Wskazówka:
En Nueva York existe un selecto Club de Exploradores del que han sido miembros personajes de renombre como Amundsen o Edmund Hillary. Este club se inició en 1904, cuando el mapamundi todavía tenía espacios en blanco. En aquella época, si el candidato no había llegado el primero a alguna parte, ni siquiera se tomaba en consideración su ingreso. Más de cien años después, tal condición ya no es imprescindible para acceder a la famosa hermandad de trotamundos, pero sigue vigente otro requisito: el de ser recomendado por un socio. Durante largo tiempo, el Club fue una organización destinada únicamente a caballeros. Dejó de serlo en los años ochenta del siglo pasado. A partir de entonces, se admiten también mujeres, por ejemplo, arqueólogas o submarinistas. 
Entre los miembros más célebres de este noble gremio figura Michael Rockefeller, representante de la cuarta generación de la famosa dinastía petrolera. En 1961, durante una expedición a Papúa Nueva Guinea, justo un día después de que Michael enviara por correo a la dirección del Club en Nueva York una colección de artefactos recopilada durante su viaje, se perdió el rastro del joven explorador. Su cuerpo nunca ha sido encontrado, ni el misterio de su desaparición esclarecido. Aún hoy se especula sobre el destino del infortunado aventurero. ¿Lo devoraría algún animal o acabaría en el estómago de los caníbales? No se sabe. 
A principios del siglo XXI, en la era de los mapas virtuales, el mundo es diferente y los exploradores, también. Para los socios fundadores, ser el primero en llegar a algún lugar significaba mucho, pero es porque ellos tenían la oportunidad de serlo.

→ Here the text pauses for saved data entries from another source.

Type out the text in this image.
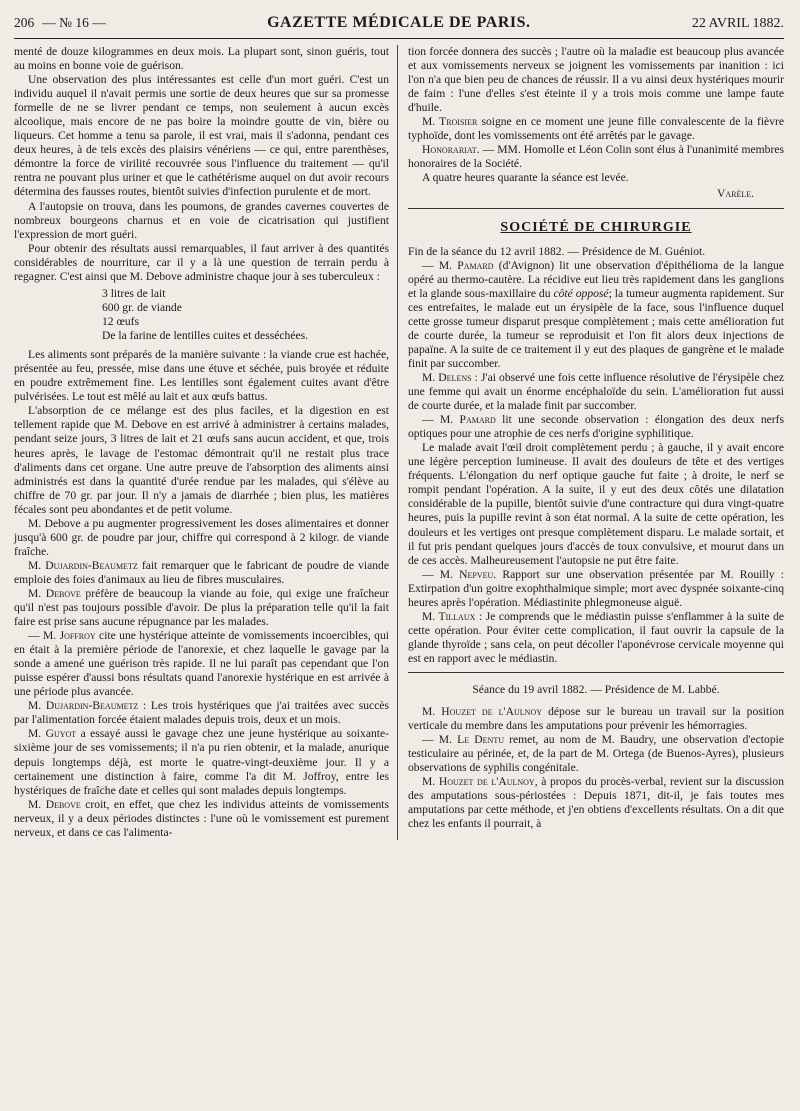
206 — № 16 —	GAZETTE MÉDICALE DE PARIS.	22 AVRIL 1882.

menté de douze kilogrammes en deux mois. La plupart sont, sinon guéris, tout au moins en bonne voie de guérison.

Une observation des plus intéressantes est celle d'un mort guéri. C'est un individu auquel il n'avait permis une sortie de deux heures que sur sa promesse formelle de ne se livrer pendant ce temps, non seulement à aucun excès alcoolique, mais encore de ne pas boire la moindre goutte de vin, bière ou liqueurs. Cet homme a tenu sa parole, il est vrai, mais il s'adonna, pendant ces deux heures, à de tels excès des plaisirs vénériens — ce qui, entre parenthèses, démontre la force de virilité recouvrée sous l'influence du traitement — qu'il rentra ne pouvant plus uriner et que le cathétérisme auquel on dut avoir recours détermina des fausses routes, bientôt suivies d'infection purulente et de mort.

A l'autopsie on trouva, dans les poumons, de grandes cavernes couvertes de nombreux bourgeons charnus et en voie de cicatrisation qui justifient l'expression de mort guéri.

Pour obtenir des résultats aussi remarquables, il faut arriver à des quantités considérables de nourriture, car il y a là une question de terrain perdu à regagner. C'est ainsi que M. Debove administre chaque jour à ses tuberculeux :

3 litres de lait
600 gr. de viande
12 œufs
De la farine de lentilles cuites et desséchées.

Les aliments sont préparés de la manière suivante : la viande crue est hachée, présentée au feu, pressée, mise dans une étuve et séchée, puis broyée et réduite en poudre extrêmement fine. Les lentilles sont également cuites avant d'être pulvérisées. Le tout est mêlé au lait et aux œufs battus.

L'absorption de ce mélange est des plus faciles, et la digestion en est tellement rapide que M. Debove en est arrivé à administrer à certains malades, pendant seize jours, 3 litres de lait et 21 œufs sans aucun accident, et que, trois heures après, le lavage de l'estomac démontrait qu'il ne restait plus trace d'aliments dans cet organe. Une autre preuve de l'absorption des aliments ainsi administrés est dans la quantité d'urée rendue par les malades, qui s'élève au chiffre de 70 gr. par jour. Il n'y a jamais de diarrhée ; bien plus, les matières fécales sont peu abondantes et de petit volume.

M. Debove a pu augmenter progressivement les doses alimentaires et donner jusqu'à 600 gr. de poudre par jour, chiffre qui correspond à 2 kilogr. de viande fraîche.

M. Dujardin-Beaumetz fait remarquer que le fabricant de poudre de viande emploie des foies d'animaux au lieu de fibres musculaires.

M. Debove préfère de beaucoup la viande au foie, qui exige une fraîcheur qu'il n'est pas toujours possible d'avoir. De plus la préparation telle qu'il la fait faire est prise sans aucune répugnance par les malades.

— M. Joffroy cite une hystérique atteinte de vomissements incoercibles, qui en était à la première période de l'anorexie, et chez laquelle le gavage par la sonde a amené une guérison très rapide. Il ne lui paraît pas cependant que l'on puisse espérer d'aussi bons résultats quand l'anorexie hystérique en est arrivée à une période plus avancée.

M. Dujardin-Beaumetz : Les trois hystériques que j'ai traitées avec succès par l'alimentation forcée étaient malades depuis trois, deux et un mois.

M. Guyot a essayé aussi le gavage chez une jeune hystérique au soixante-sixième jour de ses vomissements; il n'a pu rien obtenir, et la malade, anurique depuis longtemps déjà, est morte le quatre-vingt-deuxième jour. Il y a certainement une distinction à faire, comme l'a dit M. Joffroy, entre les hystériques de fraîche date et celles qui sont malades depuis longtemps.

M. Debove croit, en effet, que chez les individus atteints de vomissements nerveux, il y a deux périodes distinctes : l'une où le vomissement est purement nerveux, et dans ce cas l'alimenta-

tion forcée donnera des succès ; l'autre où la maladie est beaucoup plus avancée et aux vomissements nerveux se joignent les vomissements par inanition : ici l'on n'a que bien peu de chances de réussir. Il a vu ainsi deux hystériques mourir de faim : l'une d'elles s'est éteinte il y a trois mois comme une lampe faute d'huile.

M. Troisier soigne en ce moment une jeune fille convalescente de la fièvre typhoïde, dont les vomissements ont été arrêtés par le gavage.

Honorariat. — MM. Homolle et Léon Colin sont élus à l'unanimité membres honoraires de la Société.

A quatre heures quarante la séance est levée.

Varèle.
SOCIÉTÉ DE CHIRURGIE

Fin de la séance du 12 avril 1882. — Présidence de M. Guéniot.

— M. Pamard (d'Avignon) lit une observation d'épithélioma de la langue opéré au thermo-cautère. La récidive eut lieu très rapidement dans les ganglions et la glande sous-maxillaire du côté opposé; la tumeur augmenta rapidement. Sur ces entrefaites, le malade eut un érysipèle de la face, sous l'influence duquel cette grosse tumeur disparut presque complètement ; mais cette amélioration fut de courte durée, la tumeur se reproduisit et l'on fit alors deux injections de papaïne. A la suite de ce traitement il y eut des plaques de gangrène et le malade finit par succomber.

M. Delens : J'ai observé une fois cette influence résolutive de l'érysipèle chez une femme qui avait un énorme encéphaloïde du sein. L'amélioration fut aussi de courte durée, et la malade finit par succomber.

— M. Pamard lit une seconde observation : élongation des deux nerfs optiques pour une atrophie de ces nerfs d'origine syphilitique.

Le malade avait l'œil droit complètement perdu ; à gauche, il y avait encore une légère perception lumineuse. Il avait des douleurs de tête et des vertiges fréquents. L'élongation du nerf optique gauche fut faite ; à droite, le nerf se rompit pendant l'opération. A la suite, il y eut des deux côtés une dilatation considérable de la pupille, bientôt suivie d'une contracture qui dura vingt-quatre heures, puis la pupille revint à son état normal. A la suite de cette opération, les douleurs et les vertiges ont presque complètement disparu. Le malade sortait, et il fut pris pendant quelques jours d'accès de toux convulsive, et mourut dans un de ces accès. Malheureusement l'autopsie ne put être faite.

— M. Nepveu. Rapport sur une observation présentée par M. Rouilly : Extirpation d'un goitre exophthalmique simple; mort avec dyspnée soixante-cinq heures après l'opération. Médiastinite phlegmoneuse aiguë.

M. Tillaux : Je comprends que le médiastin puisse s'enflammer à la suite de cette opération. Pour éviter cette complication, il faut ouvrir la capsule de la glande thyroïde ; sans cela, on peut décoller l'aponévrose cervicale moyenne qui est en rapport avec le médiastin.

Séance du 19 avril 1882. — Présidence de M. Labbé.

M. Houzet de l'Aulnoy dépose sur le bureau un travail sur la position verticale du membre dans les amputations pour prévenir les hémorragies.

— M. Le Dentu remet, au nom de M. Baudry, une observation d'ectopie testiculaire au périnée, et, de la part de M. Ortega (de Buenos-Ayres), plusieurs observations de syphilis congénitale.

M. Houzet de l'Aulnoy, à propos du procès-verbal, revient sur la discussion des amputations sous-périostées : Depuis 1871, dit-il, je fais toutes mes amputations par cette méthode, et j'en obtiens d'excellents résultats. On a dit que chez les enfants il pourrait, à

Hoy en día, eso ya no es posible y los desafíos de la asociación son distintos. Ahora lo que más se valora es el aporte científico. Los miembros del Club piensan en el futuro, en el cambio climático y en la preservación animal y humana; consideran la exploración de otro modo, con nuevas herramientas. Utilizan imágenes de satélite de alta resolución o la inteligencia artificial. Un buen ejemplo del nuevo enfoque es el caso de un equipo de paleontólogos que fue a Mongolia en búsqueda de huesos de dinosaurios. Usaron drones y escáneres de imagen multiespectral muy precisos y encontraron cientos de restos de esos animales. 
Sin embargo, lo que no ha cambiado son la curiosidad y la perseverancia por descubrir cosas.